Scientists from the University of Cologne and other scientific institutions led by Andreas Beyer (Andreas Beyer) found out the molecular cause of aging and managed to slow it down in experimental animals, as well as human cells. This may help in the invention of drugs that increase life expectancy, writes the journal Nature.
According to the publication, scientists were able to slow down the processes leading to aging in mice, rats, fruit flies, nematode worms and human cells. To do this, the mouse was put on a low-calorie diet, and the fly and the worm were genetically modified, thus reducing the rate of reading RNA from DNA. The aging mechanism turned out to be universal for all organisms participating in the experiment.
Aging at the molecular level, in particular, is manifested in the fact that the chromosomes become shorter due to the loss of terminal fragments. However, this is not the only molecular sign of aging. Beyer and colleagues found that another feature of an aging organism is that it reads RNA from DNA differently. The protein RNA polymerase II is responsible for this reading. In all these organisms, in old cells, this protein moves along the DNA faster and makes more mistakes, the authors of the study found. The scientists' idea was to slow down the movement of RNA polymerase II, and it worked.

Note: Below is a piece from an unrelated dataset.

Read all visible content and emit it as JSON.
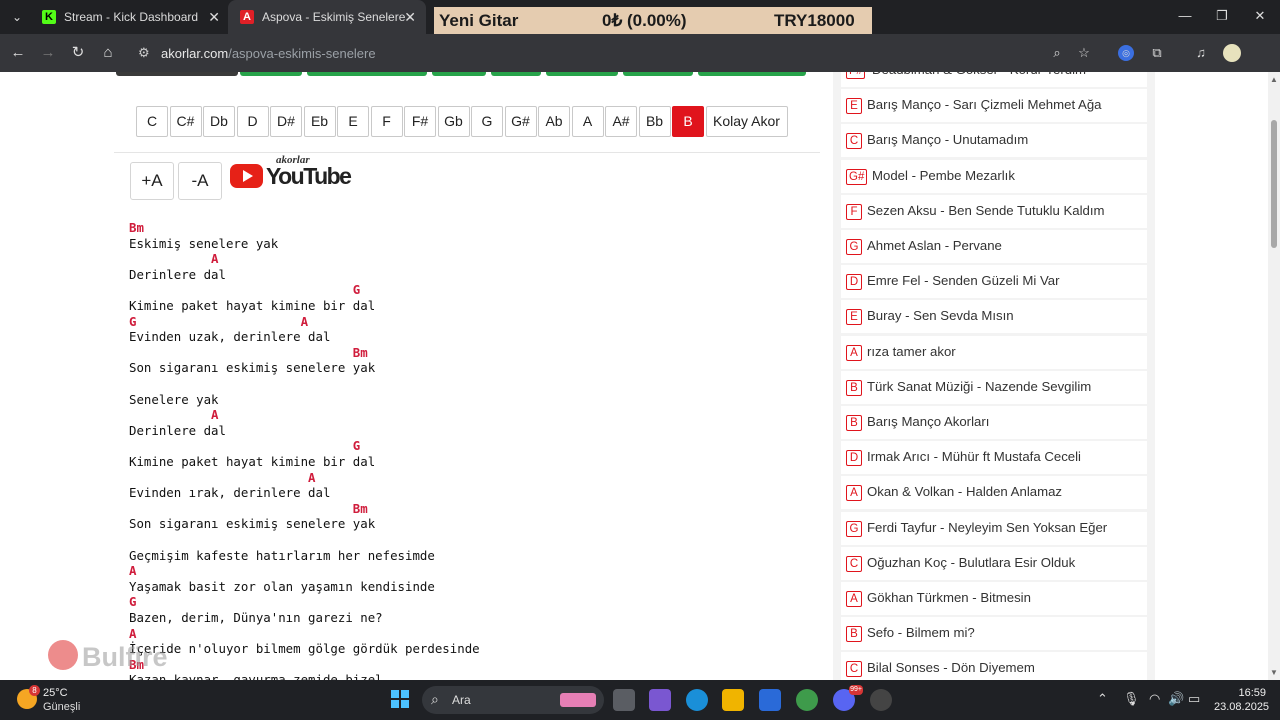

In the case of fruit flies and nematode worms, scientists studied genetically modified organisms in which the reading speed was reduced due to mutation. As a result, life expectancy has increased by 10-20%. The mutant worms were then bred back into "normal" organisms (without the mutation) to check that there was a causal relationship. And their life expectancy, on the contrary, has decreased.
The scientists also found that in mice, worms and flies, in which the genes responsible for the insulin signaling system are damaged, RNA polymerase II moves more slowly. This is consistent with earlier studies that found that inhibition of insulin signals leads to increased lifespan in many animals. In addition, the low-calorie diet that scientists put mice on slowed down the movement of RNA polymerase II.
As for humans, experiments were carried out on cell cultures obtained from the umbilical vein and from the lungs. Scientists studied the dependence of the speed of movement of RNA polymerase II on the structural organization of DNA in cells. DNA in a cell is "wound" on a "frame" consisting of histone proteins, and form the structural parts of the chromosome – nucleosomes. In aging cells, the scientists found fewer nucleosomes and, as a result, RNA polymerase II moved faster along a smoother path. With an increase in the level of histone expression, RNA polymerase II slowed down its movement. In fruit flies, it has been shown that increased histone levels lead to a longer lifespan.
According to the study, the organisms involved in the experiment have the same universal mechanisms that affect lifespan, associated with the speed of RNA polymerase II. The behavior of RNA polymerase II could help develop drugs that aim to slow down human aging.